Kolon geçiş süresinin uzatılabilmesi, su emiliminin arttırılabilmesi, sfinkter
relaksasyonunun önlenmesi veya tonusunun arttırılması amacıyla medikal preparatlar
denenebilir. Pelvik taban kaslarının ve dış anal sfinkterin tonusunu arttırmaya yönelik,
perineal egzersiz ve fizik tedavi programları yaptırılabilir.
Biofeedback tedavi: Güvenli, noninvaziv ve göreceli olarak ucuz bir alternatif
tedavi yöntemidir. İstemli sfinkter aktivitesini ölçmek için hastanın anüsüne balonlu
bir sonda yerleştirilir. Düzenek, işitsel veya görsel uyarı veren bir monütöre bağlanır.
Hasta sfinkterini kasıp, anal basıncı arttırdığında oluşan uyarı gözlenir. Böylece
hastanın bu yanıtı geliştirmesi için egzersiz yapmasına olanak sağlanmış olur. Egzersiz
ile eksternal anal sfinkter tonusunun arttırılması, rektal duyumun geliştirilmesi ve
rektal distansiyona karşı sfinkter yanıtının artması sağlanır. Başarı; hasta motivasyonu,
rektal duyu kapasitesinin varlığı ve kasılabilen sfinkter varlığı ile koroledir. Sfinkter
simetrisi ve rektal kapasitenin korunduğu vakalarda başarı oranı %60’lara
ulaşmaktadır12, 18, 25, 34, 46, 50, 51, 54.
Son yıllarda perianal injeksiyon yöntemi ile artifisyel sfinkter uygulaması rağbet
görmektedir. Bu yöntemle erken dönem başarı şansı yüksek olmakla birlikte uzun
dönemde tekrarlayan injeksiyonlar gerekmektedir.
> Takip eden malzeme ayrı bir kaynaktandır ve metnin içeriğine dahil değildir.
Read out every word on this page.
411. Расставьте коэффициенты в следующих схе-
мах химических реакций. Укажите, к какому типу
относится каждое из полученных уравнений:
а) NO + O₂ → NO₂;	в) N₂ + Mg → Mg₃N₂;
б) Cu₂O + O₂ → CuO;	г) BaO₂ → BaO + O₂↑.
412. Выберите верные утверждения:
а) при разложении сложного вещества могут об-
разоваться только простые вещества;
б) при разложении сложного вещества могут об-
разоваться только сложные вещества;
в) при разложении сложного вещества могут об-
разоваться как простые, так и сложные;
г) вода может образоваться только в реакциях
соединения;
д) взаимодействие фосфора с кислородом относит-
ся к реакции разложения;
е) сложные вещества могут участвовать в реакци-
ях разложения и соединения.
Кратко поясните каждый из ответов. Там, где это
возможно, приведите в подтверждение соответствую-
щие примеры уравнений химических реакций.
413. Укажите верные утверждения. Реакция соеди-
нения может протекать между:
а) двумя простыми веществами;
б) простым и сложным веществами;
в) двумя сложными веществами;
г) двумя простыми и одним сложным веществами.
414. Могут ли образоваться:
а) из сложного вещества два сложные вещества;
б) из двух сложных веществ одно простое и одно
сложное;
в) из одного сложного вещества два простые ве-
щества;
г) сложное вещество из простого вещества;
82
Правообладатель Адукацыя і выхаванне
Otolog yağ dokusu, submukozal
politetrafloroetilen, kollojen ve silikon içerikli implantlar bu amaçla kullanılan başlıca
materyallerdir52.
2.5.2.Cerrahi tedavi:
Anal inkontinans önemli sonuçları olan ve kesin tedavisi için çaba harcanması
gereken sosyal bir durumdur. Bilinen en etkili tedavi yöntemi cerrahidir. Anal
sfinkterlerde anatomik defekti bulunan ve yeterli rezidüel kas kitlesi olan, ancak
nörolojik innervasyonu sağlam olan pek çok hasta primer sfinkter onarım teknikleri ile
başarılı şekilde tedavi edilir. Sağlam sfinkter mekanizması ile birlikte pudental sinir
gerilme tipi harabiyeti olan olgular pelvik taban onarıcı girişimlerden yarar görür.
23
Konjenital anorektal malformasyonlar, nöromusküler dejenerasyona bağlı olgular,
masif travma ve enfeksiyon gibi sfinkter mekanizması hacminin ileri derece bozulduğu
son dönem inkontinansı olan hastalar ile anorektal kas onarım tekniklerinin başarısız
olduğu olgularda statik ve dinamik neosfinkter prosedürleri stomaya terapödik bir
alternatif olarak denenmelidir. Bu amaçla unilateral veya bilateral iskelet kas
transpozisyonları, anal çevirme prosedürleri ve yapay anal sfinkter implantasyonu
kullanılabilecek girişimlerdir.
2.5.2.1.Anorektal kas onarım teknikleri:
Apozisyon: eksternal anal sfinkterin mobilizasyonu, skar dokusunun eksizyonu ve
kasın uç-uca anastomozu ile gerçekleştirilir.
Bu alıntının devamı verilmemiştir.